When people eat extra carbohydrates - sugar or starch - they tend to
burn most of it, adding little to their girth. But the body burns extra fat
sparingly and instead saves it away.
Of course, not everyone who drinks gets a spare tire. It depends on
what they eat. Beer guzzlers and whiskey drinkers who subsist on hamburgers
and potato chips will almost certainly put on pounds, while vegetarian wine
sippers do not.
The Swiss study found that alcohol suppresses the body's
already-stingy disposal of fat. Just why this happens is unclear. The body
may simply prefer to burn alcohol first, or alcohol may have some other effect
on metabolic processes in the liver.
The finding "points to the fact that energy balance over the long term
has a lot more to do with fat balance than anything else we eat," said
Bogardus. "The main way to stay thin is not to eat fat."
The study was conducted on 8 healthy men during two sessions. In one,
alcohol made up 25 percent of their calories, but their total daily calories
did not change. In the other, they drank enough alcohol to increase their
daily calories by 25 percent.
On both diets, the men's bodies burned about one-third fewer fat
calories when they drank alcohol.
The study reached one modestly positive conclusion: People who
substituted alcohol for other food but did not increase their daily calories
burned up more calories over all than when not drinking. The reason appears
to be that alcohol boosts the metabolism.

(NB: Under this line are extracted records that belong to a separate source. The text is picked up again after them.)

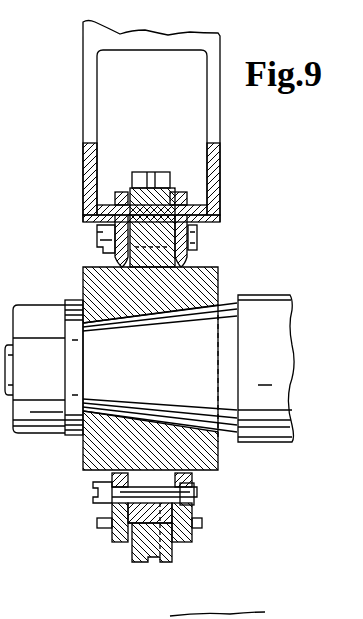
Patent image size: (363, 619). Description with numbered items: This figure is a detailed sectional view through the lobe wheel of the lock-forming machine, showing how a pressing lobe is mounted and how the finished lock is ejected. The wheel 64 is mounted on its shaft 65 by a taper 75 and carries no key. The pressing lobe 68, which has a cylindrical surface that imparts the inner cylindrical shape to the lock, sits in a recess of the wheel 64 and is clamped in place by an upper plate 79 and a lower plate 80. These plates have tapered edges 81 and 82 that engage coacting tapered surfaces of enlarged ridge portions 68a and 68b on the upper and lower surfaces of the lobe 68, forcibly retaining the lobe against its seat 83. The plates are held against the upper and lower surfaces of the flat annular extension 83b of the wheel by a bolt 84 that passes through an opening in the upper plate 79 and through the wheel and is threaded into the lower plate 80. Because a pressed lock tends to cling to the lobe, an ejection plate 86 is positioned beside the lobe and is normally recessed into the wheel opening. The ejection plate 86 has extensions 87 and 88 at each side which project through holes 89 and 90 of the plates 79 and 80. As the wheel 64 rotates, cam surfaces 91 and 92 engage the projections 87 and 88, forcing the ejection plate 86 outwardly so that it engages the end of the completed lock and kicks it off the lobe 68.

The wheel 64 is at (222, 270).
The shaft 65 is at (265, 310).
The taper 75 is at (75, 300).
The ejection plate 86 is at (152, 188).
The extension 87 is at (212, 207).
The extension 88 is at (100, 210).
The hole 89 is at (182, 192).
The hole 90 is at (113, 192).
The cam surface 91 is at (195, 230).
The cam surface 92 is at (97, 232).
The bolt 84 is at (93, 487).
The seat 83 is at (192, 492).
The flat annular extension 83b is at (192, 478).
The upper plate 79 is at (97, 520).
The pressing lobe 68 is at (170, 562).
The enlarged ridge portion 68a is at (112, 528).
The enlarged ridge portion 68b is at (202, 522).
The lower plate 80 is at (195, 505).
The tapered edge 81 is at (135, 520).
The tapered edge 82 is at (192, 540).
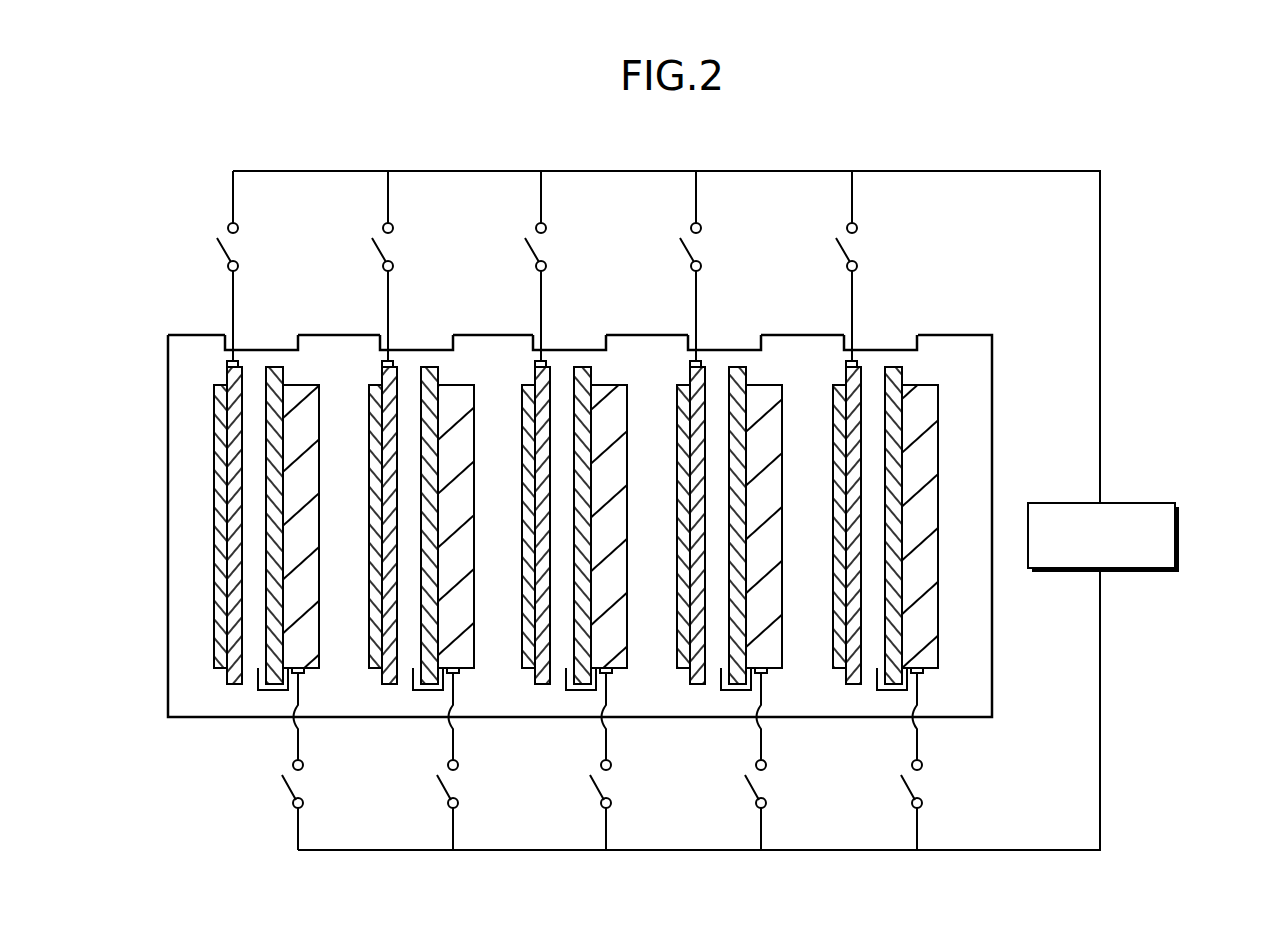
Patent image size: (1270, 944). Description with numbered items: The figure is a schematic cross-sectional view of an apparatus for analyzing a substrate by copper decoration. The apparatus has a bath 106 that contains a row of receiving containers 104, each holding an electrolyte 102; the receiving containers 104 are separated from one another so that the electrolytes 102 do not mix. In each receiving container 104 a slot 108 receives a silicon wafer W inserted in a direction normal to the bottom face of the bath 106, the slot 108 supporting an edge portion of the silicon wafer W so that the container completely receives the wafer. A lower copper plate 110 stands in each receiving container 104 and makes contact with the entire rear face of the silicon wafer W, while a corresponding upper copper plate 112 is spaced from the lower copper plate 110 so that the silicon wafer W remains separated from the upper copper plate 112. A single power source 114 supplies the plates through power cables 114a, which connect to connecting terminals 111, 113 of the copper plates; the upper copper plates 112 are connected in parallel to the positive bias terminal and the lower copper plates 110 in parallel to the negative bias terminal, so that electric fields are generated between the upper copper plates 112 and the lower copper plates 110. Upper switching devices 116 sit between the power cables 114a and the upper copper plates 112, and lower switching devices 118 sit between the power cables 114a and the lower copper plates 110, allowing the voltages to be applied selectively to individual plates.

The electrolyte 102 is at (408, 355).
The receiving container 104 is at (293, 355).
The bath 106 is at (178, 318).
The slot 108 is at (262, 692).
The lower copper plate 110 is at (305, 640).
The connecting terminal 111 is at (923, 676).
The upper copper plate 112 is at (232, 686).
The connecting terminal 113 is at (858, 353).
The power source 114 is at (1178, 533).
The power cable 114a is at (1103, 390).
The upper switching device 116 is at (858, 225).
The lower switching device 118 is at (922, 802).
The silicon wafer W is at (259, 367).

This finding provides a strategy for drinking without putting on flab.
"If somebody wants to drink socially and avoid gaining weight, he
should have a substitute strategy - substitute fat calories for alcohol." said
Suter.
However, this is hard to to. And Bogardus noted that people doing this
might still put on extra fat, even if they actually weigh less.
"You'd end up with a slightly different body composition," he said.
The sutdy found that while on the alcohol substitution diet, people
burned up 875 fat calories, instead of their normal 1,291 fat calories. They
also burned slightly less carbohydrate, a bit more protien and
all of the 680 alcohol calories they consumed each day.